Six to 10 years ago, any foreigner could start and name at least 10-15 players before stopping, now it is only three or seven at most before you start ‘Googling’ the names and where they are presently playing. Well, a supporter who pays much attention will likely mention 10 without including names like Obafemi Martins or Yakubu Aiyegbeni.
Now what that tells you is that Nigeria don’t have big names anymore. Majority of the current crop of the national team are of average ability and below. Hence, they are not playing for elite European clubsides. Although you cannot entirely fault the Federation or even the coaches for the lack of “Big-name” players. It is down to the footballers themselves to be hungry enough for the top place. The players seem content earning their “few” thousands of Pounds or Euros weekly regardless of the team they represent either consistently or just as a squad member, they don’t seem to care.
Interestingly, the NFF president believes that the appointment of Stephen Keshi is the best for the National team at this time. Although, why his contract will end after AFCON 2017 and not after the World Cup in 2018 instead is a different discussion.
“We (NFF) made no mistake in re-appointing Keshi. In his first term, Keshi did a lot to encourage the boys in the domestic League, and the boy who scored our winning goal at the Africa Cup of Nations, Sunday Mba, was playing in the domestic scene.”

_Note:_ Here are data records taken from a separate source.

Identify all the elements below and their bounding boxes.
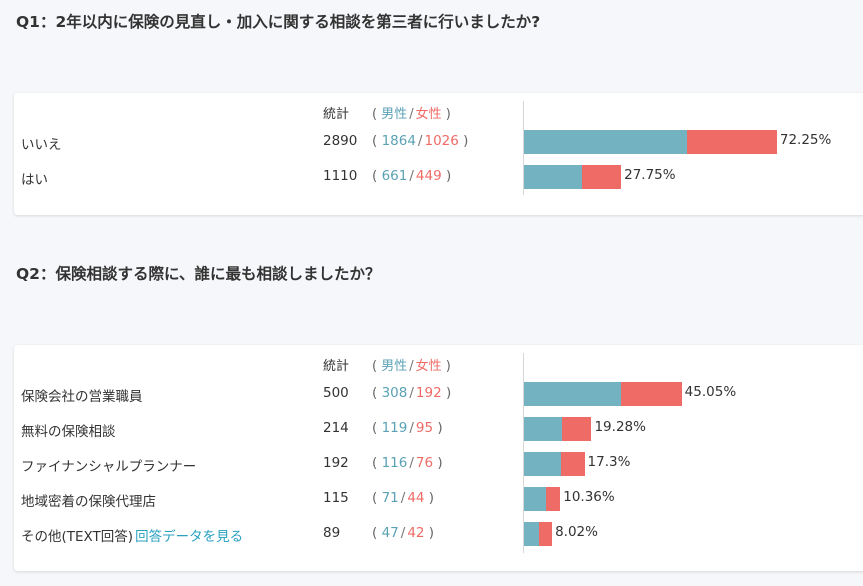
answer-text: はい	[21, 172, 48, 188]
female-bar-segment	[560, 452, 585, 476]
answer-label: はい	[21, 168, 48, 188]
percentage-bar	[524, 522, 553, 546]
answer-text: 無料の保険相談	[21, 424, 116, 440]
gender-breakdown: ( 119/95 )	[372, 420, 443, 436]
male-count: 1864	[381, 133, 416, 149]
percentage-label: 17.3%	[587, 454, 631, 470]
male-bar-segment	[524, 522, 539, 546]
male-count: 47	[381, 525, 399, 541]
percentage-label: 19.28%	[594, 419, 646, 435]
table-header: 統計 ( 男性 / 女性 )	[14, 100, 863, 124]
male-count: 71	[381, 490, 399, 506]
male-bar-segment	[524, 382, 622, 406]
female-bar-segment	[621, 382, 682, 406]
female-header: 女性	[415, 107, 442, 122]
total-count: 2890	[323, 133, 358, 149]
total-count: 500	[323, 385, 349, 401]
total-count: 115	[323, 490, 349, 506]
view-response-data-link[interactable]: 回答データを見る	[135, 529, 244, 545]
female-count: 42	[407, 525, 425, 541]
female-bar-segment	[687, 130, 777, 154]
male-header: 男性	[381, 359, 408, 374]
female-count: 76	[415, 455, 434, 471]
male-bar-segment	[524, 487, 547, 511]
female-bar-segment	[546, 487, 561, 511]
percentage-label: 10.36%	[563, 489, 615, 505]
gender-breakdown: ( 1864/1026 )	[372, 133, 469, 149]
answer-label: いいえ	[21, 133, 62, 153]
bar-divider	[523, 353, 524, 553]
gender-header: ( 男性 / 女性 )	[372, 359, 451, 374]
female-bar-segment	[581, 165, 622, 189]
answer-text: いいえ	[21, 137, 62, 153]
male-header: 男性	[381, 107, 408, 122]
gender-breakdown: ( 71/44 )	[372, 490, 435, 506]
percentage-label: 27.75%	[624, 167, 676, 183]
gender-breakdown: ( 308/192 )	[372, 385, 452, 401]
percentage-bar	[524, 382, 682, 406]
female-header: 女性	[415, 359, 442, 374]
male-bar-segment	[524, 130, 688, 154]
table-header: 統計 ( 男性 / 女性 )	[14, 352, 863, 376]
table-row: 無料の保険相談 214 ( 119/95 ) 19.28%	[14, 417, 863, 441]
percentage-label: 8.02%	[555, 524, 598, 540]
total-count: 192	[323, 455, 349, 471]
answer-label: ファイナンシャルプランナー	[21, 455, 196, 475]
question-1-title: Q1：2年以内に保険の見直し・加入に関する相談を第三者に行いましたか?	[16, 13, 541, 31]
total-count: 1110	[323, 168, 358, 184]
female-count: 95	[415, 420, 434, 436]
table-row: ファイナンシャルプランナー 192 ( 116/76 ) 17.3%	[14, 452, 863, 476]
count-header: 統計	[323, 107, 350, 122]
answer-label: 地域密着の保険代理店	[21, 490, 156, 510]
table-row: 地域密着の保険代理店 115 ( 71/44 ) 10.36%	[14, 487, 863, 511]
table-row: はい 1110 ( 661/449 ) 27.75%	[14, 165, 863, 189]
total-count: 89	[323, 525, 341, 541]
male-bar-segment	[524, 417, 562, 441]
female-count: 192	[415, 385, 442, 401]
percentage-bar	[524, 165, 622, 189]
percentage-bar	[524, 130, 777, 154]
answer-text: その他(TEXT回答)	[21, 529, 134, 545]
percentage-bar	[524, 417, 592, 441]
table-row: 保険会社の営業職員 500 ( 308/192 ) 45.05%	[14, 382, 863, 406]
answer-text: ファイナンシャルプランナー	[21, 459, 197, 475]
count-header: 統計	[323, 359, 350, 374]
male-count: 308	[381, 385, 408, 401]
answer-label: 無料の保険相談	[21, 420, 116, 440]
female-count: 1026	[424, 133, 459, 149]
question-1-card: 統計 ( 男性 / 女性 ) いいえ 2890 ( 1864/1026 ) 72.25% は…	[14, 93, 863, 215]
gender-header: ( 男性 / 女性 )	[372, 107, 451, 122]
answer-text: 保険会社の営業職員	[21, 389, 143, 405]
percentage-bar	[524, 452, 585, 476]
bar-divider	[523, 101, 524, 195]
percentage-bar	[524, 487, 561, 511]
female-count: 449	[415, 168, 442, 184]
female-count: 44	[407, 490, 425, 506]
gender-breakdown: ( 116/76 )	[372, 455, 443, 471]
answer-label: 保険会社の営業職員	[21, 385, 143, 405]
answer-text: 地域密着の保険代理店	[21, 494, 156, 510]
male-bar-segment	[524, 452, 561, 476]
male-count: 661	[381, 168, 408, 184]
percentage-label: 45.05%	[684, 384, 737, 400]
question-2-title: Q2：保険相談する際に、誰に最も相談しましたか？	[16, 265, 381, 283]
male-bar-segment	[524, 165, 582, 189]
table-row: いいえ 2890 ( 1864/1026 ) 72.25%	[14, 130, 863, 154]
gender-breakdown: ( 47/42 )	[372, 525, 435, 541]
male-count: 116	[381, 455, 408, 471]
table-row: その他(TEXT回答) 回答データを見る 89 ( 47/42 ) 8.02%	[14, 522, 863, 546]
answer-label: その他(TEXT回答) 回答データを見る	[21, 525, 243, 545]
male-count: 119	[381, 420, 408, 436]
percentage-label: 72.25%	[779, 132, 832, 148]
female-bar-segment	[538, 522, 553, 546]
question-2-card: 統計 ( 男性 / 女性 ) 保険会社の営業職員 500 ( 308/192 ) 45.0…	[14, 345, 863, 571]
female-bar-segment	[561, 417, 592, 441]
total-count: 214	[323, 420, 349, 436]
gender-breakdown: ( 661/449 )	[372, 168, 452, 184]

I share his sentiment, Keshi did what no foreign coach would have done. No foreign coach will go after and play home based footballers ahead of the European based folks unless it is stipulated in their contracts – and why should it? Believe it or not, there is always that bias for the foreign based pros.
See how Sergio Busquets evolved at Barca? He was promoted from Barca B and gradually integrated into the team by a coach (Pep Guardiola) who once managed the Barca B side. The result? Yaya Toure (Who plays in Busquets position) was sold a season after just to accommodate this budding defensive midfielder. Subsequently, the “young” and “inexperienced” Busquets became a mainstay for both Club and Country. Same was done for Pedro Rodriguez.

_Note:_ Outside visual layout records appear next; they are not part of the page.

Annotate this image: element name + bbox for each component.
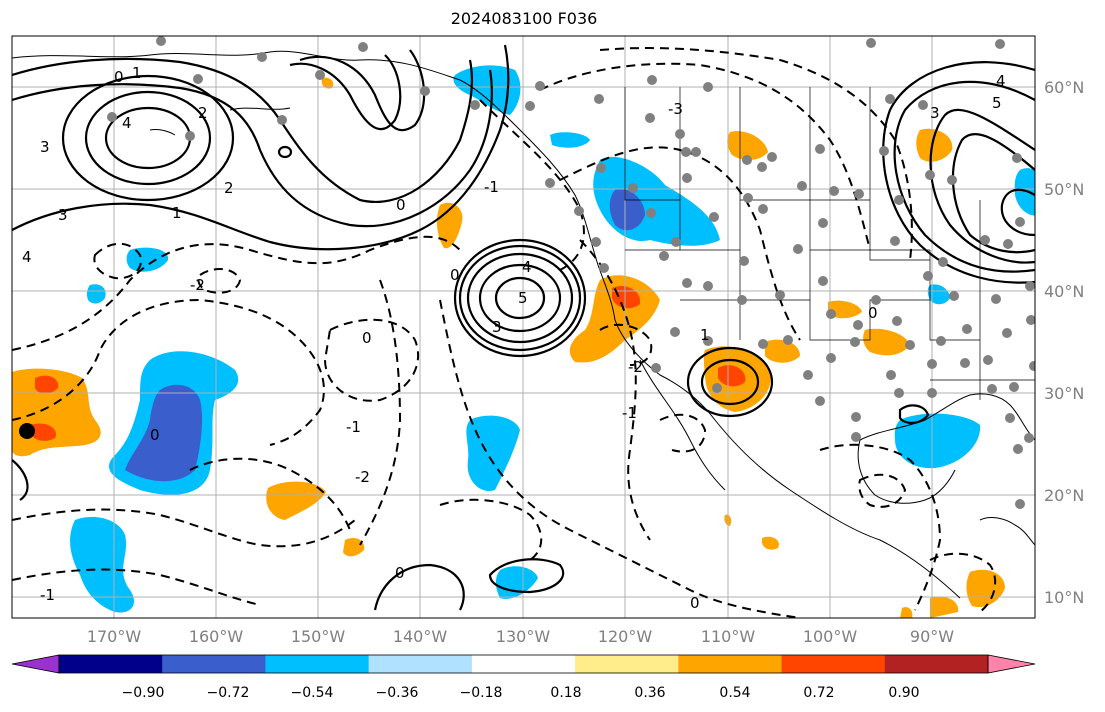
contour-label: 4 (522, 258, 532, 276)
lat-label: 10°N (1044, 588, 1084, 607)
contour-label: -2 (628, 358, 643, 376)
contour-label: 4 (996, 72, 1006, 90)
contour-label: -3 (668, 100, 683, 118)
contour-label: 3 (40, 138, 50, 156)
colorbar-segment (678, 655, 783, 673)
station-markers (107, 36, 1035, 509)
lon-label: 150°W (291, 627, 346, 646)
contour-label: -1 (484, 178, 499, 196)
solid-contours (12, 44, 1035, 611)
contour-label: 1 (172, 204, 182, 222)
contour-label: 0 (868, 304, 878, 322)
lat-label: 20°N (1044, 486, 1084, 505)
contour-label: 1 (700, 326, 710, 344)
map-frame (11, 35, 1036, 619)
contour-labels: 0 1 4 3 2 3 4 2 1 0 4 5 3 0 1 0 -2 0 -1 … (22, 64, 1006, 612)
colorbar-extension-low (11, 654, 60, 674)
contour-label: -1 (40, 586, 55, 604)
colorbar-tick-labels: −0.90 −0.72 −0.54 −0.36 −0.18 0.18 0.36 … (122, 685, 920, 701)
colorbar-segment (781, 655, 886, 673)
colorbar-segment (59, 655, 163, 673)
contour-label: 0 (114, 68, 124, 86)
contour-label: 1 (132, 64, 142, 82)
colorbar-segment (884, 655, 989, 673)
contour-label: 2 (224, 179, 234, 197)
colorbar-tick-label: −0.54 (291, 685, 334, 701)
contour-label: -2 (355, 468, 370, 486)
contour-label: 0 (396, 196, 406, 214)
contour-label: -1 (346, 418, 361, 436)
chart-title: 2024083100 F036 (450, 9, 598, 28)
colorbar-segment (265, 655, 370, 673)
colorbar-tick-label: 0.90 (888, 685, 919, 701)
contour-label: -1 (622, 404, 637, 422)
contour-label: 0 (150, 426, 160, 444)
lon-label: 90°W (910, 627, 954, 646)
contour-label: 3 (492, 318, 502, 336)
colorbar-tick-label: −0.90 (122, 685, 165, 701)
colorbar-segment (471, 655, 576, 673)
colorbar-tick-label: 0.72 (803, 685, 834, 701)
lat-label: 50°N (1044, 180, 1084, 199)
colorbar-tick-label: 0.36 (634, 685, 665, 701)
colorbar-tick-label: −0.36 (376, 685, 419, 701)
colorbar-tick-label: 0.18 (550, 685, 581, 701)
colorbar-tick-label: −0.18 (460, 685, 503, 701)
contour-label: 3 (58, 206, 68, 224)
colorbar-tick-label: −0.72 (207, 685, 250, 701)
contour-label: 0 (690, 594, 700, 612)
lon-label: 140°W (393, 627, 448, 646)
lon-label: 170°W (87, 627, 142, 646)
colorbar (11, 654, 1036, 674)
colorbar-frame (58, 654, 989, 674)
contour-label: 3 (930, 104, 940, 122)
colorbar-extension-high (987, 654, 1036, 674)
colorbar-segment (162, 655, 266, 673)
longitude-axis: 170°W 160°W 150°W 140°W 130°W 120°W 110°… (87, 627, 954, 646)
lon-label: 120°W (598, 627, 653, 646)
tropical-cyclone-marker (19, 423, 35, 439)
contour-label: -2 (190, 276, 205, 294)
colorbar-segment (368, 655, 473, 673)
contour-label: 5 (518, 289, 528, 307)
lon-label: 130°W (496, 627, 551, 646)
contour-label: 0 (362, 329, 372, 347)
latitude-axis: 60°N 50°N 40°N 30°N 20°N 10°N (1044, 78, 1084, 607)
colorbar-segment (575, 655, 679, 673)
contour-label: 4 (22, 248, 32, 266)
colorbar-tick-label: 0.54 (719, 685, 750, 701)
contour-label: 0 (450, 266, 460, 284)
lon-label: 160°W (189, 627, 244, 646)
lon-label: 100°W (803, 627, 858, 646)
contour-label: 0 (395, 564, 405, 582)
lon-label: 110°W (701, 627, 756, 646)
positive-shading (12, 77, 1005, 618)
dashed-contours (12, 47, 997, 618)
contour-label: 2 (198, 104, 208, 122)
lat-label: 60°N (1044, 78, 1084, 97)
contour-label: 5 (992, 94, 1002, 112)
lat-label: 30°N (1044, 384, 1084, 403)
contour-label: 4 (122, 114, 132, 132)
lat-label: 40°N (1044, 282, 1084, 301)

One of the many things Keshi did right in 2012/13 was the guts to invite and play homebased players whom he considered to be better than foreign pros in key games. See, when Godfrey Oboabona/Kenneth Omeruo are playing a game while Joseph Yobo sits on the bench, or Sunday Mba is playing and Nosa Igiebor is on the bench, how on earth will these boys not fight for 90+ minutes on the pitch? It all went wrong when there was no more competition for places. When boys arrived camp and they know they are starting the next game regardless of how bad they play in this game.
But that may no longer be the case and thank goodness it is so….
“If any player thinks that he will get into this team because of what he has done in the past, that player will be disappointed. This is a new era and only those who will give 150 percent will be given the chance.” – Stephen Keshi
Stephen Keshi also believe that the support of Nigerians will get the Eagles to Soar again.
“Nigerian football must return to where it was in the past and we need the support of Nigerians to achieve that,”
Well, that is very true. But the support will only return when players are invited and played solely based on their performance at club level. When outstanding U-20 and U-23 stars are gradually bedded into the Super Eagles pool and when we return to our identity.